Japanese Icebreaker Shirase. Photo: Toshinori Baba
The Japan Institute of International Affairs (JIIA), a private Japanese policy think-tank focused on foreign affairs and security issues, released a report on Arctic Governance and Japan’s Foreign Strategy. The institute has traditionally had a close relationship with the Ministry of Foreign Affairs, acting as an external advisor. Every year, the Ministry commissions a series of project reports from JIIA containing policy recommendations on specific topics. The most recent report focuses on the Arctic and is based on seven workshops held with selected experts in international law, shipping, defense, and international relations. At present, the report is not available in English and this article summarizes the main content of the report.
The 97-page report, written in Japanese, is divided into 8 Chapters covering various aspects of the Arctic. While the report has not garnered much attention outside of Japan, it stands out as one of the first ‘official’ Japanese reports on the Arctic from an organization closely linked to the government. The Japanese government has not released an Arctic strategy, but the commissioning symbolizes the government’s attempt to gather opinions and understand the topic. There has been ongoing discussion about the Arctic in various business sectors and academic fields, and the report closely mirrors these views. In this regard, the report is not ground-breaking but should rather be understood as a comprehensive analysis of the general mood of the current and potential Arctic actors. It includes detailed data and analysis, which will be especially valuable for Japanese policymakers.

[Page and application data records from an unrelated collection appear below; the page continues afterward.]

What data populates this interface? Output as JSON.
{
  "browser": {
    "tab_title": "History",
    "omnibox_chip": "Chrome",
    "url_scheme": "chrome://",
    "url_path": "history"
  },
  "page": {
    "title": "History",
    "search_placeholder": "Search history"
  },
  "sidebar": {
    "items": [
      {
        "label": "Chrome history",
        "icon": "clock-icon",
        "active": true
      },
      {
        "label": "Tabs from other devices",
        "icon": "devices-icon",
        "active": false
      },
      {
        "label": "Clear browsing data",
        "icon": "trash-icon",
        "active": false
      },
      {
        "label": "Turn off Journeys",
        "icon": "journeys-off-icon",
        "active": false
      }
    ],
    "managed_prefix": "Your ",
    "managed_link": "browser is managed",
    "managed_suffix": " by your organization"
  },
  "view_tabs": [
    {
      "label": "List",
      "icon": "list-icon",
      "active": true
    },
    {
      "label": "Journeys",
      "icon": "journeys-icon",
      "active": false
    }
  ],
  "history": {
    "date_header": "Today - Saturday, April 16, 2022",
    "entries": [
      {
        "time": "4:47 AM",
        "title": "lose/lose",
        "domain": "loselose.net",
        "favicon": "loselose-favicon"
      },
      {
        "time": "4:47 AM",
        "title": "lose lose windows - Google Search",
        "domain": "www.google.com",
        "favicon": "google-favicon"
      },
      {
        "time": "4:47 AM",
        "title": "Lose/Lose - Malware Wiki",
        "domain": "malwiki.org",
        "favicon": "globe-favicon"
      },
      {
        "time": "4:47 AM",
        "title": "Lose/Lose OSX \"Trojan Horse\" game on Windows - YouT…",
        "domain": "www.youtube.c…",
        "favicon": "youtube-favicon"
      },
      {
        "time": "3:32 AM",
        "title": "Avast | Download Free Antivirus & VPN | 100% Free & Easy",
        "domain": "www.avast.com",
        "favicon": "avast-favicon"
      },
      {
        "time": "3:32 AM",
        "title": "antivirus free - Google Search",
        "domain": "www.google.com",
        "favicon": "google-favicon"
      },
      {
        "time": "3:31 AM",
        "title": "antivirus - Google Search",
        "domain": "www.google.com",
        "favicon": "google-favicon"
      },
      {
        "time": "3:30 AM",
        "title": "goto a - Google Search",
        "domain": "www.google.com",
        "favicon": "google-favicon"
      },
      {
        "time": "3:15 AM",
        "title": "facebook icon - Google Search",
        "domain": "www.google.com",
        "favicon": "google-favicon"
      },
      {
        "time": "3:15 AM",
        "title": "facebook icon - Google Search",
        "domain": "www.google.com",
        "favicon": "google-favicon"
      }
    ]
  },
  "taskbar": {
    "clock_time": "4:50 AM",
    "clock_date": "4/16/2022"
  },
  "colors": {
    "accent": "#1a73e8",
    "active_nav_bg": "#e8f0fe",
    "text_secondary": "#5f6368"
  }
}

In Chapter 1, Kazuhiro Nakatani, a renowned professor of international law, gives a general overview of the Arctic ’issues’. He contends that for Japan, the most desirable option is decision-making by the Arctic “stakeholders”; if impossible, decision-making by the Arctic Council would be second best. This is a rather frank opinion considering that Japan has been relatively quiet about what happens if the Arctic Council rejects Japan’s application for Permanent Observer Status, and that the Icelandic Prime Minister has recently suggested a new, more open forum to discuss Arctic affairs.
In Chapter 2, Masumi Kimura, who is a principal researcher at the Japan Oil, Gas and Metals National Cooperation (JOGMEC), reminds the reader why Japan needs to participate in energy developments in the Arctic. Energy development projects are highly profitable for any country that has capital and technology, and Arctic resources could be important for Japan’s energy security as well.
While the overall tone of the report is positive about greater Japanese involvement in the Arctic, the shipping industry is not shy in voicing its cautious stance. The Japanese shipping industry has been skeptical about the economic feasibility of the use of the Northern Sea Route (NSR). Chapter 3, by two people from major Japanese shipping companies, stresses that it is still more expensive to use the NSR for container shipping: “There is no reason to use a shipping route if it does not make economic sense, even if it is the shortest route…shipping companies do not exist to enhance the national prestige.” (p.30)
In Chapter 4, Hideaki Kaneda, a former Vice Admiral of Japan’s Defense Forces, discusses the Arctic and Japan’s defense. Kaneda argues that, in the short-run, Japan should promote the use of Arctic sea routes by the international community. In the medium to long run, however, as a maritime nation Japan must strengthen its independent defense capabilities. It is because as maritime and fishery activities in the Arctic eventually increase, such activities in the Sea of Japan will increase as well, and as a result straits such as Soya, Tsugaru and Tsushima will be more congested than they currently are. Further deepening the US-Japan alliance would be useful for Japan as the US is one of the Arctic 5 and considering its nuclear deterrence capability. Kaneda also argues for taking a multilateral approach and expanding Japan’s maritime defense coalition would be necessary.
The following chapters discuss the environmental problems in the Arctic, Arctic governance, and the relationship between Arctic issues and international relations in East Asia, arguing that Japan must closely watch for possible long-term impacts on Japan’s geopolitical environment as a result of changes in the Arctic.
The report concludes with six policy recommendations for the Japanese government:
- Construct a win-win relationship with Arctic coastal states regarding resource exploration and development;
- Secure appropriate implementation of UNCLOS;
- Build a closer cooperation with the United States on Arctic issues;
- Play a leading role in environmental conservation, using Japan’s knowledge and environmental technology;
- More active Arctic diplomacy;
- Strengthen the government system for Arctic policy, such as establishing an Arctic Headquarters within the Cabinet Office.
It remains to be seen whether the Japanese government will implement the recommendations in full, but both the commissioning and tone of the report clearly indicate that Japan has finally recognized the political importance of Arctic affairs. There are also real actions moving the country in this direction: Just days before the report was publicly released, Japan took a step towards more active Arctic diplomacy, as recommended in the report, and assigned an Arctic ambassador for the first time.
Aki Tonami is a researcher at the Nordic Institute of Asian Studies at the University of Copenhagen.